Here I want to raise a question, more in the interest of sparking a debate than anything else. The question is whether there is anything to be said for a cap-and-trade program versus a simple carbon tax. A useful summary of the advantages of a carbon tax over cap-and-trade can be found here. The argument in the other direction can be found here. I think I'm persuaded that a straight tax is, all things considered, better policy than cap-and-trade. Certainly the dramatic effects in American driving habits that we've seen since gasoline prices topped $4/gallon illustrate the simple economic truth that energy consumption responds to price.

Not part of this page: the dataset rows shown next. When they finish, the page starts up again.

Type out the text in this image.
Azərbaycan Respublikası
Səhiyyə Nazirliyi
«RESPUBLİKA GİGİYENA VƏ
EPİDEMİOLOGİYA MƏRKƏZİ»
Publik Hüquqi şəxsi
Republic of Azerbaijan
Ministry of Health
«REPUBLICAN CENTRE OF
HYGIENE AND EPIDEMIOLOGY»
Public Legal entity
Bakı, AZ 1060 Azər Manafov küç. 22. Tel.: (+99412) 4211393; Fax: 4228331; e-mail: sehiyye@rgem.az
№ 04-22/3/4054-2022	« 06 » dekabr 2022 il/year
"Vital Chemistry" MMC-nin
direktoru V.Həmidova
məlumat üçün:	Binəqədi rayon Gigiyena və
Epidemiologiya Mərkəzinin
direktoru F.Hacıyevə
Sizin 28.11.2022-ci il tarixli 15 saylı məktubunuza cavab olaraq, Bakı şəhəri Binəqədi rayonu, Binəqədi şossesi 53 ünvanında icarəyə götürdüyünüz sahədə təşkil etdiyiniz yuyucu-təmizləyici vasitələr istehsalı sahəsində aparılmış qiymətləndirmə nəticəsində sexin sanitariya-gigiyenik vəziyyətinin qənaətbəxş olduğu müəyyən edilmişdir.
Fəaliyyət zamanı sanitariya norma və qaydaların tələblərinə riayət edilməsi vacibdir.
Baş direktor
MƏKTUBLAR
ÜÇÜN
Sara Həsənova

At the same time, however, I'd favor the adoption of a cap-and-trade program with serious caps if it were more politically palatable. One supposed advantage of a carbon tax over cap-and-trade is that the tax is simpler. But the very complexity of cap-and-trade might make it harder to portray as a "tax" and thus easier to get enacted.
The choice of cap-and-trade versus tax thus strikes me as having a policy dimension and a political dimension, but I don't see much of an ideological dimension. Someone who thinks that global warming is a creation of the liberal media or that it is real but not worth doing much about would likely oppose both cap-and-trade and tax. On the other side, someone who, like me, thinks that we need to do something serious to limit carbon emissions will favor doing whatever is the most effective thing that can actually get accomplished.
And yet, there appears to be an ideological dimension at play here too, with moderate conservatives on this issue (e.g., McCain) favoring cap-and-trade rather than tax. I get the political reasons why McCain would take this position: He doesn't want to come out for something called a "tax." But I sense that this is not simply politics or simply a shrewd assessment of where the electorate is. I get the feeling that there are conservatives who both understand the economics and think that cap-and-trade really is better, not just because it lacks the word "tax." That's the part I don't get. Wouldn't a conservative who wants to do something about global warming prefer a straightforward tax, which seems to require much less of a government asssessment of market conditions than does cap-and-trade? Or, at the least, wouldn't such a person end up where I am, i.e., wanting to do the most effective politically viable thing?
Explanations in the comments---especially by those who favor cap-and-trade over tax on grounds other than ability to sell it to the public---are invited.